After a big dip in confidence last November, small business owners are increasingly optimistic about the US economic outlook, and many plan to accelerate hiring and spending during the next twelve months. Over one-third of some 800+ small business CEOs polled in a Wall Street Journal/Vistage survey earlier this month said they are planning for a better economy, up from just 20% in November. Perhaps more telling is the number of CEOs preparing for a downturn: just 16%, compared to 43% three months ago. This optimism helped send the survey’s CEO Confidence Index to its highest level since inception last June. While this isn’t a long timeline, it does suggest the congressional deal to avert the fiscal cliff, coupled with a rising stock market, is stoking optimism despite looming concerns over the debt ceiling and budget cuts scheduled for March.
The hiring picture is starting to improve, albeit slowly. Just over 50% of the CEOs polled plan to add employees over the next twelve months, up from 40% in November. Only 7% are planning layoffs, down from 15% in November. We view this as a positive sign for the labor market, considering that small businesses employ about half of US workers and accounted for nearly two-thirds of the 15 million jobs created between 1993 and 2009, according to the Small Business Administration (SBA).

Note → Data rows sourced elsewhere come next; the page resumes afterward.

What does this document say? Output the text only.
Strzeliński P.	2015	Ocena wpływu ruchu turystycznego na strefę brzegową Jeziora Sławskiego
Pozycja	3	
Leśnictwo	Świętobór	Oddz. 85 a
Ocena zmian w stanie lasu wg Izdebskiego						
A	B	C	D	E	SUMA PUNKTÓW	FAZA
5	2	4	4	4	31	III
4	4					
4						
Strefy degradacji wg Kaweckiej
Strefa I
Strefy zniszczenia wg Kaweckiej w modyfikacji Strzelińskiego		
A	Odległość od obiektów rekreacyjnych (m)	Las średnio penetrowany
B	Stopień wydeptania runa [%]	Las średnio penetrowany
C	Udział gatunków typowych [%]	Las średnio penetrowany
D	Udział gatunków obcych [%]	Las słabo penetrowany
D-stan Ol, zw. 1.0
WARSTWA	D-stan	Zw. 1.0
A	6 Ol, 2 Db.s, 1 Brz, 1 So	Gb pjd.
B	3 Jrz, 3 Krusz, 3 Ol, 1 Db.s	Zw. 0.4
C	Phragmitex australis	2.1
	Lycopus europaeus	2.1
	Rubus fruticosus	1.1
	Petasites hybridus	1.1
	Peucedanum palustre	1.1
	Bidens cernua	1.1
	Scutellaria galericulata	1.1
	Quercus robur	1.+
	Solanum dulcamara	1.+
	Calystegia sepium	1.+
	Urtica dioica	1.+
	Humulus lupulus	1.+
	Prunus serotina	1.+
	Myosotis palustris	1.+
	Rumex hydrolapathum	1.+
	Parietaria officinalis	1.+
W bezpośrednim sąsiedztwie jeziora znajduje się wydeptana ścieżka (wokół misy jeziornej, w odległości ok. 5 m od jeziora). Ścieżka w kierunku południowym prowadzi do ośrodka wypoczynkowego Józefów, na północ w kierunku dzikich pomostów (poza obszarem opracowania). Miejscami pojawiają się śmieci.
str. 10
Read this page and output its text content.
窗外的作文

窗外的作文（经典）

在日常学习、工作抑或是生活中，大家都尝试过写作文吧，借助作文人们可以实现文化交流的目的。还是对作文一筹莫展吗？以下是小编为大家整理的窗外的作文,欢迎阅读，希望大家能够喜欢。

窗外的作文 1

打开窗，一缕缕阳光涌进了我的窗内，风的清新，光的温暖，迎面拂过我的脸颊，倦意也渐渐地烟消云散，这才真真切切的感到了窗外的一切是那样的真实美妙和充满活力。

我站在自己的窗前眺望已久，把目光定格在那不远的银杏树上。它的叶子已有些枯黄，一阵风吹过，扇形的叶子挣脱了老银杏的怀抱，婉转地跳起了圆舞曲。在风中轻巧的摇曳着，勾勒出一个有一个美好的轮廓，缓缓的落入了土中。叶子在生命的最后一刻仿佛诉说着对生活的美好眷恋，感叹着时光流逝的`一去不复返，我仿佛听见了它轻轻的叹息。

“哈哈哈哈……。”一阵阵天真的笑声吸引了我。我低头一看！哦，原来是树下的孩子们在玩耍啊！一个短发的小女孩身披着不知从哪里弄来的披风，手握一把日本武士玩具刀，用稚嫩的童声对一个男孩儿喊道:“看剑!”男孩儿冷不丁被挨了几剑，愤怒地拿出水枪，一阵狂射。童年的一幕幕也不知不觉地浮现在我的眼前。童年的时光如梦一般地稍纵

After a pullback late last year, small business owners are planning to increase spending on fixed assets, or items like machinery, land, buildings, vehicles, and technology. According to the survey, 39% of CEOs plan to invest in these items over the next twelve months, compared to only 30% in November. We suspect many small businesses will borrow to fund this expansion, thanks to low interest rates and easier access to credit as US banks ease lending standards and loosen terms.